The effectiveness of CO2 injection in CCS-EOR is limited due to difficulties reaching miscible conditions, which requires that the reservoir pressure exceed the minimum miscible pressure (MMP). Increasing only the injection pressure is challenging because of the cost and the risk of formation damage. Co-injection of liquefied petroleum gas (LPG) and CO2 can address this problem by lowering the MMP instead of increasing reservoir pressure12,13. CO2-LPG co-injection improves both the displacement and vertical-sweep efficiencies of EOR, but its effectiveness depends on other factors, such as heterogeneity and reservoir fluid properties14,15. Experimental studies of CO2-LPG flooding have verified the advantages of LPG12,13. Because adding LPG accelerates oil swelling by improving miscibility and reducing oil density, it also intensifies asphaltene precipitation16. Previous studies assumed asphaltene only affected EOR, and not CO2 storage17,18. To overcome these application limits, an integrative model that considers asphaltene deposition in a CO2-LPG system was developed for this study. The model is an improved version of a CCS-EOR model developed by Cho et al.11 that used only CO2 injection. The new model can take into account the effects of both CO2-LPG co-injection and formation damage on CO2-trapping mechanisms during CCS-EOR.

Numerical model for major mechanisms

Porosity and permeability reduction

A solid model proposed by Gupta19 was used for this study. Precipitating and non-precipitating components were used to calculate the fugacity of the solid phase20. While the solid model calculates the fugacity of the precipitating asphaltene, S1, using Eq. (1), the Peng-Robinson equation of state (EOS)21,22 computes the fugacity of the components in oil and gas phases:

$$\ln f_{{S_{1} }} = \ln f_{{S_{1} }}^{*} + \frac{{V_{{S_{1} }} \left( {p - p^{*} } \right)}}{RT}$$
(1)

where \(f_{{S_{1} }}^{*}\) is the fugacity of S1 at onset pressure p* and \(V_{{S_{1} }}\) is the asphaltene molar volume. The equilibrium condition can be achieved when the fugacities of each component in solid (the solid model), water (Henry’s law), oil, and gas (Peng-Robinson EOS) are equal. The amount of asphaltene precipitation can be estimated using the equilibrium condition.

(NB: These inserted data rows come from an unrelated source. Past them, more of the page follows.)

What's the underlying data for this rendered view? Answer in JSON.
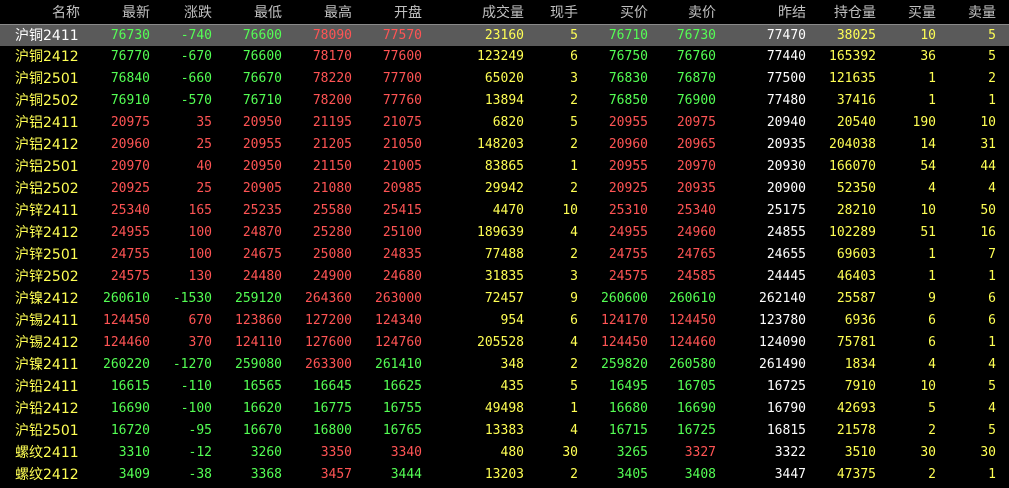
{
  "columns": [
    "名称",
    "最新",
    "涨跌",
    "最低",
    "最高",
    "开盘",
    "成交量",
    "现手",
    "买价",
    "卖价",
    "昨结",
    "持仓量",
    "买量",
    "卖量"
  ],
  "colors": {
    "background": "#000000",
    "up": "#ff5454",
    "down": "#54ff54",
    "name": "#ffff54",
    "volume": "#ffff54",
    "neutral": "#ffffff",
    "header": "#c0c0c0",
    "selected_row": "#5a5a5a"
  },
  "selected_row_index": 0,
  "rows": [
    {
      "name": "沪铜2411",
      "last": "76730",
      "chg": "-740",
      "low": "76600",
      "high": "78090",
      "open": "77570",
      "vol": "23160",
      "cur": "5",
      "bid": "76710",
      "ask": "76730",
      "pre": "77470",
      "oi": "38025",
      "bv": "10",
      "av": "5"
    },
    {
      "name": "沪铜2412",
      "last": "76770",
      "chg": "-670",
      "low": "76600",
      "high": "78170",
      "open": "77600",
      "vol": "123249",
      "cur": "6",
      "bid": "76750",
      "ask": "76760",
      "pre": "77440",
      "oi": "165392",
      "bv": "36",
      "av": "5"
    },
    {
      "name": "沪铜2501",
      "last": "76840",
      "chg": "-660",
      "low": "76670",
      "high": "78220",
      "open": "77700",
      "vol": "65020",
      "cur": "3",
      "bid": "76830",
      "ask": "76870",
      "pre": "77500",
      "oi": "121635",
      "bv": "1",
      "av": "2"
    },
    {
      "name": "沪铜2502",
      "last": "76910",
      "chg": "-570",
      "low": "76710",
      "high": "78200",
      "open": "77760",
      "vol": "13894",
      "cur": "2",
      "bid": "76850",
      "ask": "76900",
      "pre": "77480",
      "oi": "37416",
      "bv": "1",
      "av": "1"
    },
    {
      "name": "沪铝2411",
      "last": "20975",
      "chg": "35",
      "low": "20950",
      "high": "21195",
      "open": "21075",
      "vol": "6820",
      "cur": "5",
      "bid": "20955",
      "ask": "20975",
      "pre": "20940",
      "oi": "20540",
      "bv": "190",
      "av": "10"
    },
    {
      "name": "沪铝2412",
      "last": "20960",
      "chg": "25",
      "low": "20955",
      "high": "21205",
      "open": "21050",
      "vol": "148203",
      "cur": "2",
      "bid": "20960",
      "ask": "20965",
      "pre": "20935",
      "oi": "204038",
      "bv": "14",
      "av": "31"
    },
    {
      "name": "沪铝2501",
      "last": "20970",
      "chg": "40",
      "low": "20950",
      "high": "21150",
      "open": "21005",
      "vol": "83865",
      "cur": "1",
      "bid": "20955",
      "ask": "20970",
      "pre": "20930",
      "oi": "166070",
      "bv": "54",
      "av": "44"
    },
    {
      "name": "沪铝2502",
      "last": "20925",
      "chg": "25",
      "low": "20905",
      "high": "21080",
      "open": "20985",
      "vol": "29942",
      "cur": "2",
      "bid": "20925",
      "ask": "20935",
      "pre": "20900",
      "oi": "52350",
      "bv": "4",
      "av": "4"
    },
    {
      "name": "沪锌2411",
      "last": "25340",
      "chg": "165",
      "low": "25235",
      "high": "25580",
      "open": "25415",
      "vol": "4470",
      "cur": "10",
      "bid": "25310",
      "ask": "25340",
      "pre": "25175",
      "oi": "28210",
      "bv": "10",
      "av": "50"
    },
    {
      "name": "沪锌2412",
      "last": "24955",
      "chg": "100",
      "low": "24870",
      "high": "25280",
      "open": "25100",
      "vol": "189639",
      "cur": "4",
      "bid": "24955",
      "ask": "24960",
      "pre": "24855",
      "oi": "102289",
      "bv": "51",
      "av": "16"
    },
    {
      "name": "沪锌2501",
      "last": "24755",
      "chg": "100",
      "low": "24675",
      "high": "25080",
      "open": "24835",
      "vol": "77488",
      "cur": "2",
      "bid": "24755",
      "ask": "24765",
      "pre": "24655",
      "oi": "69603",
      "bv": "1",
      "av": "7"
    },
    {
      "name": "沪锌2502",
      "last": "24575",
      "chg": "130",
      "low": "24480",
      "high": "24900",
      "open": "24680",
      "vol": "31835",
      "cur": "3",
      "bid": "24575",
      "ask": "24585",
      "pre": "24445",
      "oi": "46403",
      "bv": "1",
      "av": "1"
    },
    {
      "name": "沪镍2412",
      "last": "260610",
      "chg": "-1530",
      "low": "259120",
      "high": "264360",
      "open": "263000",
      "vol": "72457",
      "cur": "9",
      "bid": "260600",
      "ask": "260610",
      "pre": "262140",
      "oi": "25587",
      "bv": "9",
      "av": "6"
    },
    {
      "name": "沪锡2411",
      "last": "124450",
      "chg": "670",
      "low": "123860",
      "high": "127200",
      "open": "124340",
      "vol": "954",
      "cur": "6",
      "bid": "124170",
      "ask": "124450",
      "pre": "123780",
      "oi": "6936",
      "bv": "6",
      "av": "6"
    },
    {
      "name": "沪锡2412",
      "last": "124460",
      "chg": "370",
      "low": "124110",
      "high": "127600",
      "open": "124760",
      "vol": "205528",
      "cur": "4",
      "bid": "124450",
      "ask": "124460",
      "pre": "124090",
      "oi": "75781",
      "bv": "6",
      "av": "1"
    },
    {
      "name": "沪镍2411",
      "last": "260220",
      "chg": "-1270",
      "low": "259080",
      "high": "263300",
      "open": "261410",
      "vol": "348",
      "cur": "2",
      "bid": "259820",
      "ask": "260580",
      "pre": "261490",
      "oi": "1834",
      "bv": "4",
      "av": "4"
    },
    {
      "name": "沪铅2411",
      "last": "16615",
      "chg": "-110",
      "low": "16565",
      "high": "16645",
      "open": "16625",
      "vol": "435",
      "cur": "5",
      "bid": "16495",
      "ask": "16705",
      "pre": "16725",
      "oi": "7910",
      "bv": "10",
      "av": "5"
    },
    {
      "name": "沪铅2412",
      "last": "16690",
      "chg": "-100",
      "low": "16620",
      "high": "16775",
      "open": "16755",
      "vol": "49498",
      "cur": "1",
      "bid": "16680",
      "ask": "16690",
      "pre": "16790",
      "oi": "42693",
      "bv": "5",
      "av": "4"
    },
    {
      "name": "沪铅2501",
      "last": "16720",
      "chg": "-95",
      "low": "16670",
      "high": "16800",
      "open": "16765",
      "vol": "13383",
      "cur": "4",
      "bid": "16715",
      "ask": "16725",
      "pre": "16815",
      "oi": "21578",
      "bv": "2",
      "av": "5"
    },
    {
      "name": "螺纹2411",
      "last": "3310",
      "chg": "-12",
      "low": "3260",
      "high": "3350",
      "open": "3340",
      "vol": "480",
      "cur": "30",
      "bid": "3265",
      "ask": "3327",
      "pre": "3322",
      "oi": "3510",
      "bv": "30",
      "av": "30"
    },
    {
      "name": "螺纹2412",
      "last": "3409",
      "chg": "-38",
      "low": "3368",
      "high": "3457",
      "open": "3444",
      "vol": "13203",
      "cur": "2",
      "bid": "3405",
      "ask": "3408",
      "pre": "3447",
      "oi": "47375",
      "bv": "2",
      "av": "1"
    }
  ]
}
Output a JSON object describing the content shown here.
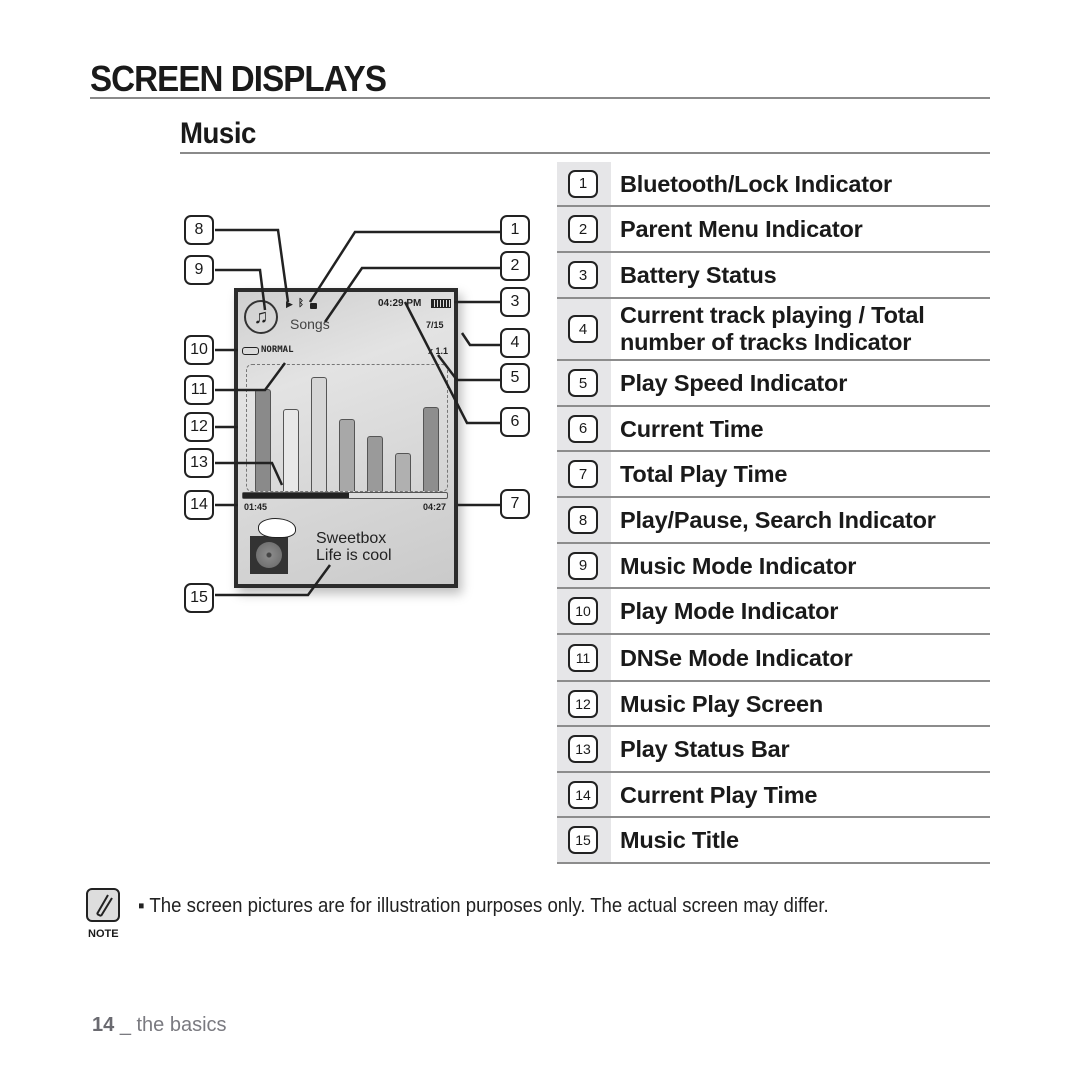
{
  "page": {
    "section_title": "SCREEN DISPLAYS",
    "subsection_title": "Music"
  },
  "device_screen": {
    "music_mode_icon": "music-note-icon",
    "play_indicator_icon": "play-icon",
    "bluetooth_icon": "bluetooth-icon",
    "lock_icon": "lock-icon",
    "parent_menu": "Songs",
    "clock": "04:29 PM",
    "battery_icon": "battery-full-icon",
    "track_counter": "7/15",
    "play_mode": "NORMAL",
    "play_mode_icon": "repeat-icon",
    "play_speed": "x 1.1",
    "current_play_time": "01:45",
    "total_play_time": "04:27",
    "progress": 0.52,
    "equalizer_levels": [
      0.85,
      0.68,
      0.95,
      0.6,
      0.46,
      0.32,
      0.7
    ],
    "artist": "Sweetbox",
    "title": "Life is cool"
  },
  "callouts": [
    "1",
    "2",
    "3",
    "4",
    "5",
    "6",
    "7",
    "8",
    "9",
    "10",
    "11",
    "12",
    "13",
    "14",
    "15"
  ],
  "legend": [
    {
      "num": "1",
      "label": "Bluetooth/Lock Indicator"
    },
    {
      "num": "2",
      "label": "Parent Menu Indicator"
    },
    {
      "num": "3",
      "label": "Battery Status"
    },
    {
      "num": "4",
      "label": "Current track playing / Total number of tracks Indicator"
    },
    {
      "num": "5",
      "label": "Play Speed Indicator"
    },
    {
      "num": "6",
      "label": "Current Time"
    },
    {
      "num": "7",
      "label": "Total Play Time"
    },
    {
      "num": "8",
      "label": "Play/Pause, Search Indicator"
    },
    {
      "num": "9",
      "label": "Music Mode Indicator"
    },
    {
      "num": "10",
      "label": "Play Mode Indicator"
    },
    {
      "num": "11",
      "label": "DNSe Mode Indicator"
    },
    {
      "num": "12",
      "label": "Music Play Screen"
    },
    {
      "num": "13",
      "label": "Play Status Bar"
    },
    {
      "num": "14",
      "label": "Current Play Time"
    },
    {
      "num": "15",
      "label": "Music Title"
    }
  ],
  "note": {
    "caption": "NOTE",
    "bullet": "▪",
    "text": "The screen pictures are for illustration purposes only. The actual screen may differ."
  },
  "footer": {
    "page_number": "14",
    "separator": "_",
    "section": "the basics"
  }
}
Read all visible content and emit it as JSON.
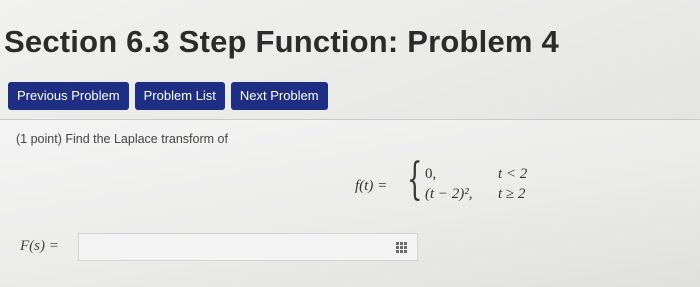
{
  "header": {
    "title": "Section 6.3 Step Function: Problem 4"
  },
  "nav": {
    "previous_label": "Previous Problem",
    "list_label": "Problem List",
    "next_label": "Next Problem"
  },
  "problem": {
    "points_text": "(1 point) Find the Laplace transform of",
    "formula": {
      "lhs": "f(t) =",
      "case1_value": "0,",
      "case1_condition": "t < 2",
      "case2_value": "(t − 2)², ",
      "case2_condition": "t ≥ 2"
    }
  },
  "answer": {
    "label": "F(s) =",
    "value": "",
    "icon": "equation-editor-grid-icon"
  },
  "colors": {
    "button_bg": "#1e2e82",
    "button_text": "#ffffff",
    "title_text": "#2b2b2b"
  }
}
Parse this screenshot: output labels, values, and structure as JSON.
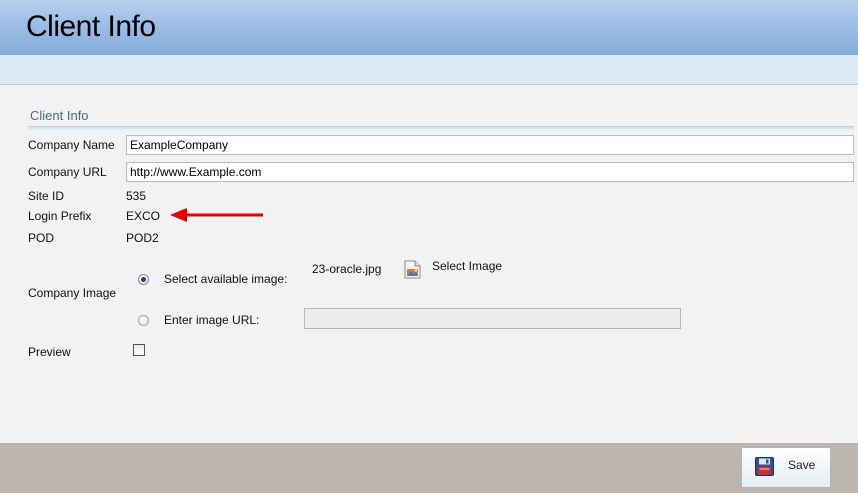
{
  "header": {
    "title": "Client Info"
  },
  "section": {
    "title": "Client Info"
  },
  "fields": {
    "company_name": {
      "label": "Company Name",
      "value": "ExampleCompany"
    },
    "company_url": {
      "label": "Company URL",
      "value": "http://www.Example.com"
    },
    "site_id": {
      "label": "Site ID",
      "value": "535"
    },
    "login_prefix": {
      "label": "Login Prefix",
      "value": "EXCO"
    },
    "pod": {
      "label": "POD",
      "value": "POD2"
    }
  },
  "company_image": {
    "label": "Company Image",
    "option_available": {
      "label": "Select available image:",
      "selected": true
    },
    "file_name": "23-oracle.jpg",
    "select_image_label": "Select Image",
    "option_url": {
      "label": "Enter image URL:",
      "selected": false,
      "value": ""
    }
  },
  "preview": {
    "label": "Preview",
    "checked": false
  },
  "footer": {
    "save_label": "Save"
  },
  "colors": {
    "header": "#9bbde6",
    "arrow": "#e60000",
    "footer": "#bcb5ab"
  },
  "icons": {
    "select_image": "image-file-icon",
    "save": "floppy-disk-icon",
    "annotation": "red-arrow-icon"
  }
}
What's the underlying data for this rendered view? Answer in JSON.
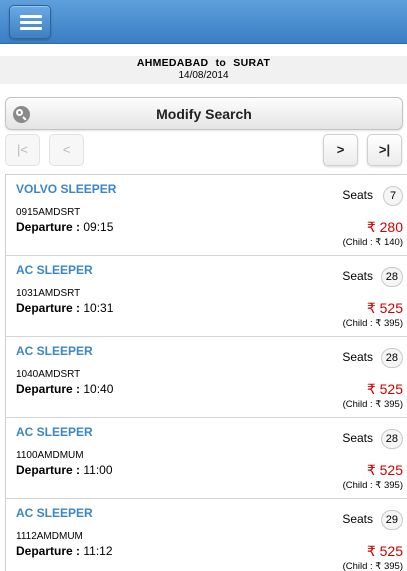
{
  "header": {
    "menu_icon": "hamburger-menu-icon"
  },
  "route": {
    "from": "AHMEDABAD",
    "to_word": "to",
    "to": "SURAT",
    "date": "14/08/2014"
  },
  "search": {
    "icon": "search-icon",
    "modify_label": "Modify Search"
  },
  "pager": {
    "first": "|<",
    "prev": "<",
    "next": ">",
    "last": ">|"
  },
  "currency_symbol": "₹",
  "seats_label": "Seats",
  "departure_label": "Departure :",
  "buses": [
    {
      "type": "VOLVO SLEEPER",
      "code": "0915AMDSRT",
      "departure": "09:15",
      "seats": "7",
      "fare": "₹ 280",
      "child_fare": "(Child : ₹ 140)"
    },
    {
      "type": "AC SLEEPER",
      "code": "1031AMDSRT",
      "departure": "10:31",
      "seats": "28",
      "fare": "₹ 525",
      "child_fare": "(Child : ₹ 395)"
    },
    {
      "type": "AC SLEEPER",
      "code": "1040AMDSRT",
      "departure": "10:40",
      "seats": "28",
      "fare": "₹ 525",
      "child_fare": "(Child : ₹ 395)"
    },
    {
      "type": "AC SLEEPER",
      "code": "1100AMDMUM",
      "departure": "11:00",
      "seats": "28",
      "fare": "₹ 525",
      "child_fare": "(Child : ₹ 395)"
    },
    {
      "type": "AC SLEEPER",
      "code": "1112AMDMUM",
      "departure": "11:12",
      "seats": "29",
      "fare": "₹ 525",
      "child_fare": "(Child : ₹ 395)"
    }
  ],
  "colors": {
    "header_blue": "#3a7fc4",
    "bus_type_blue": "#3b87c6",
    "fare_red": "#d30000"
  }
}
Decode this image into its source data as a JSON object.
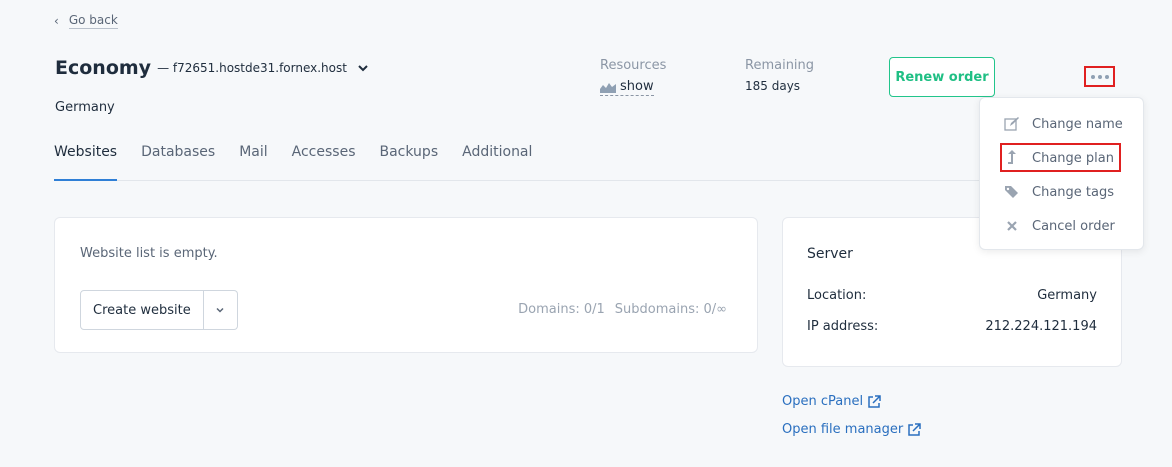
{
  "nav": {
    "back_label": "Go back"
  },
  "header": {
    "plan_name": "Economy",
    "host": "— f72651.hostde31.fornex.host",
    "country": "Germany"
  },
  "stats": {
    "resources_label": "Resources",
    "resources_value": "show",
    "remaining_label": "Remaining",
    "remaining_value": "185 days"
  },
  "actions": {
    "renew_label": "Renew order"
  },
  "tabs": [
    {
      "label": "Websites",
      "active": true
    },
    {
      "label": "Databases"
    },
    {
      "label": "Mail"
    },
    {
      "label": "Accesses"
    },
    {
      "label": "Backups"
    },
    {
      "label": "Additional"
    }
  ],
  "websites": {
    "empty_text": "Website list is empty.",
    "create_label": "Create website",
    "domains": "Domains: 0/1",
    "subdomains": "Subdomains: 0/∞"
  },
  "server": {
    "title": "Server",
    "location_label": "Location:",
    "location_value": "Germany",
    "ip_label": "IP address:",
    "ip_value": "212.224.121.194"
  },
  "links": {
    "cpanel": "Open cPanel",
    "file_manager": "Open file manager"
  },
  "menu": {
    "items": [
      {
        "label": "Change name",
        "icon": "edit-icon"
      },
      {
        "label": "Change plan",
        "icon": "upgrade-icon"
      },
      {
        "label": "Change tags",
        "icon": "tags-icon"
      },
      {
        "label": "Cancel order",
        "icon": "close-icon"
      }
    ]
  },
  "colors": {
    "accent": "#22c58b",
    "link": "#2a6fbf",
    "tab_active": "#2f7fd6",
    "highlight": "#e02020"
  }
}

After estimating asphaltene precipitation through the equilibrium condition of the fugacity of each component, the Wang and Civan23 equation can be applied to estimate the amount of asphaltene deposition as follows:

$$\frac{{V_{{S_{2}^{d} }}^{n + 1} - V_{{S_{2}^{d} }}^{n} }}{\Delta t} = \alpha C_{{S_{2}^{f} }}^{n + 1} \phi^{n + 1} - \beta V_{{S_{2}^{d} }}^{n + 1} \left( {v_{o}^{n} - v_{cr,o} } \right) + \gamma u_{o}^{n} C_{{S_{2}^{f} }}^{n + 1}$$
(2)

where \(V_{{S_{2}^{d} }}\) and \(C_{{S_{2}^{f} }}\) are the volume of deposited and flowing solid S2 and vo and vcr,o are the interstitial and critical velocity of the oil phase, respectively. The coefficient of the surface deposition is represented by α. The re-entrainment term β has a non-zero value when vo is greater than vcr,o for the re-entrainment phenomenon, and can reduce the amount of asphaltene deposition. If vo is lower than vcr,o, β is set to zero and re-entrainment does not occur. The γ value is the pore throat-plugging coefficient.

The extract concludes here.